Color Makes Its Mark on Modern House Exteriors

Contemporary architecture and its architects have been seen as being fearful of color. An individual can trace the dearth of color to the famous 1932 International Style exhibition and book from the Museum of Modern Art; buildings with whitewashed walls were preferred over the others, along with the black and white photographs meant that any color that did exist wasn’t expressed.

Le Corbusier’s oft-quoted stating that “architecture is the masterly, correct and magnificent play of masses brought together in light,” was likewise translated to mean that white forms and airplanes were best suited to the sun’s light and shadows. Richard Meier is 1 architect obviously affected by Le Corbusier’s purist stage (white buildings such as Villa Savoye), and he said in his acceptance speech for its 1984 Pritzker Prize which “the whiteness of white isn’t just white; it’s practically always changed by light and that which is shifting.”
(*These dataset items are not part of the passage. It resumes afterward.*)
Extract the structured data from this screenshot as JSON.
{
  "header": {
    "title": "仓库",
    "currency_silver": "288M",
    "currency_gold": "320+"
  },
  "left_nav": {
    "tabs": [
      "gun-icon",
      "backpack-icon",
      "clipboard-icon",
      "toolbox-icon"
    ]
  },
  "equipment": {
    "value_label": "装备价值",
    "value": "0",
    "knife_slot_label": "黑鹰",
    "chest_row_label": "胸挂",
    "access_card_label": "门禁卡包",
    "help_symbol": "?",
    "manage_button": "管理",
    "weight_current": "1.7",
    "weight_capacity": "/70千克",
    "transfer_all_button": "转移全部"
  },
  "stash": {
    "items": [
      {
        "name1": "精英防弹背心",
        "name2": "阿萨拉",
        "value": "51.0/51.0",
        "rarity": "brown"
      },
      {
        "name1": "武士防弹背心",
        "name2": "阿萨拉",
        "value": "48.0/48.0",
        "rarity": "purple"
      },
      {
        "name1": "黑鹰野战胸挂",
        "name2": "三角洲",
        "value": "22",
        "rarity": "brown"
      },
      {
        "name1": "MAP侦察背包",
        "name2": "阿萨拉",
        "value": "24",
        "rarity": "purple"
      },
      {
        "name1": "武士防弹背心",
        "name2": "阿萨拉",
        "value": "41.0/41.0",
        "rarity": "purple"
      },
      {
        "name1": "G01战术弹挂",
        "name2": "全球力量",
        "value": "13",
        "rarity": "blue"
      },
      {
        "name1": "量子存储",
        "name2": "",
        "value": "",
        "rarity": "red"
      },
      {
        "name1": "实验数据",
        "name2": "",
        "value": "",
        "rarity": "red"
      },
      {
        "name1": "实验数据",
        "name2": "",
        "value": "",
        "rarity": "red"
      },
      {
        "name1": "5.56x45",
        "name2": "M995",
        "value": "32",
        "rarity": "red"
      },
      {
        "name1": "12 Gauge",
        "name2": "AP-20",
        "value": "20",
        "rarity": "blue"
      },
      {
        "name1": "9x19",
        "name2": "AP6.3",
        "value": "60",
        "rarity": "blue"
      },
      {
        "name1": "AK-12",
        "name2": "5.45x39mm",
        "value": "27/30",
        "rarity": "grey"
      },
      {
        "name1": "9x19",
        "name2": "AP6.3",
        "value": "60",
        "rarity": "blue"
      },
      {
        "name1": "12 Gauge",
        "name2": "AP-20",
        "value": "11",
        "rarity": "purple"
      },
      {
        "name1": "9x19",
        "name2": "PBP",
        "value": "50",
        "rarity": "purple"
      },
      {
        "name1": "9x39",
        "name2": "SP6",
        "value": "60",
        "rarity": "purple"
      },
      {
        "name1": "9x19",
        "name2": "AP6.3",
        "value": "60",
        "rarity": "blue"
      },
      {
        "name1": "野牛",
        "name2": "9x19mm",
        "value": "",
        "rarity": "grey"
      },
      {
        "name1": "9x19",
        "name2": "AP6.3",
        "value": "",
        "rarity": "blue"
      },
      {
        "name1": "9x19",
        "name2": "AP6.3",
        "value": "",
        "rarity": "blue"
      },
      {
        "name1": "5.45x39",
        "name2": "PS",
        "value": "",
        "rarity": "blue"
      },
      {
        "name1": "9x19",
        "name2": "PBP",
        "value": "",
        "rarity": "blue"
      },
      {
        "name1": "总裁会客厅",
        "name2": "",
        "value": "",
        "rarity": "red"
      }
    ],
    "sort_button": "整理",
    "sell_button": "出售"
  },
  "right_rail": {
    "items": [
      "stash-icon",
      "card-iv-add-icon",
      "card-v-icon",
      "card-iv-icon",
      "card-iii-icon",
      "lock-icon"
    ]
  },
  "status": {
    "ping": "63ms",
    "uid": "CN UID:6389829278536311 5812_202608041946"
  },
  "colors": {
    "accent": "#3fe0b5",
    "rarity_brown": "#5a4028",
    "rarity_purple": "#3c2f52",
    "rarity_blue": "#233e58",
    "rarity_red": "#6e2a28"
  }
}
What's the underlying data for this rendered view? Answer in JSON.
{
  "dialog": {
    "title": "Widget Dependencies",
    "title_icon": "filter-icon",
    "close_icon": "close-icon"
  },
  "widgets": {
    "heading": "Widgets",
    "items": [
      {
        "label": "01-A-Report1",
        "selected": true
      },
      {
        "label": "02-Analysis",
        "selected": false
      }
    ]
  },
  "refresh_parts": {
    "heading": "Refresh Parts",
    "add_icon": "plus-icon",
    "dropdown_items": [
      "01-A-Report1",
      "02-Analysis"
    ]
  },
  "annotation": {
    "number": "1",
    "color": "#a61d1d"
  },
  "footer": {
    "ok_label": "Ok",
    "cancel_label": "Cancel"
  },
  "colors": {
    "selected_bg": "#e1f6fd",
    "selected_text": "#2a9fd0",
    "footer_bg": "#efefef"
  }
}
But the white structures are only 1 strand of contemporary architecture; even Villa Savoye has green outside walls on the ground floor. Architects like Luis Barragán along with the Eameses went so far as to saturate their own buildings color to impact the occupants’ moods. Another strand of contemporary architecture — in which white light is divided into its rainbow of colors — has found influence these decades later, as cladding materials (metals, fiber cement, resins) are providing architects a huge array of colors to choose from beyond the natural colors of brick, stone and other materials. This ideabook takes a trip through the ROYGBIV rainbow, watching how color might enliven the exteriors of modern homes. An identical ideabook on contemporary interiors will follow.

A.GRUPPO Architects – Dallas

If one color stands out the most amongst grass and trees, it’s red. This three-bedroom addition to a two-bedroom, two-bathroom home in Texas is covered in cement board panels from Ferrari red.

Urban Improvement Company

The preceding home stands out from the landscape; this one does something similar on its block from St. Louis, through variations in crimson.

Princeton Architectural Press

Color helps give a contemporary house its own identity among other contemporary homes, such as these green-built homes in Syracuse, New York.

Cablik Enterprises

The orange outside of the overlook outside Atlanta is just another illustration of standing out among the trees. With its balance of indoor (left) and outside (right) space, the orange overlook frames the green trees all around.

Kevin Daly Architects

Los Angeles is definitely 1 locale that is more receptive to color than many. Stucco gives a blank canvas for applying color, as this sculptural orange home reveals.

Intexure Architects

Shade doesn’t have to cover each surface. This home in Houston is different shades of gray, upon which an orange band was inserted over the garage; the little area creates a large impact.

Prentiss Balance Wickline Architects

Selective color, and its connection to a background color, has a large influence in this Seattle home. Window frames, spandrel panels and doors have been painted orange against gray stucco.

MGS Architecture

Color can be used to create identity within one building, like this two-family building in Los Angeles with one unit in light crimson and one in orange. Be aware that the corrugated metal is oriented vertically on the left and vertically on the right for additional distinction.

GMK Architecture Inc

The earthy tones of this wood and stone in this home in Wisconsin are heightened from the dark yellow walls on both sides of the entrance.

Mohler + Ghillino Architects

This renovated house in Seattle has layers of stone, yellow plywood panels and beige siding. The plywood extends inside to give the house some heat.

OKB Architecture

We started this ideabook with reddish and, unsurprisingly, with green the result differs. This addition appears to rise from the ground (not set itself apart from it), moving from dark green in the base to light green over.

Bushman Dreyfus Architects

This “abstracted farmhouse” outside Washington, D.C., gains a number of its abstraction in the stucco outside and its pastel green color. The home manages to stand out in the landscape with no tactic of comparison.

Robert Nebolon Architects

And what might be more appropriate for the color of a houseboat than blue?

FLOCK ARCHITECTURE

Color can be used to heighten the feeling of thickness, as darker colors recede. As an instance in point, the green front enriches the push of the house in San Diego toward the sidewalk, while the purple recedes.

Castanes Architects PS

But why pay for a couple of colors? As Charles and Ray Eames, Luis Barragán, Gerrit Rietveld and others have revealed, selective use of color can do a lot. This ocean escape in the Pacific Northwest features splashes of yellow, blue and red against a mostly gray exterior. The gray makes the other colors appear much more powerful, turning the escape into a three-dimensional abstract painting.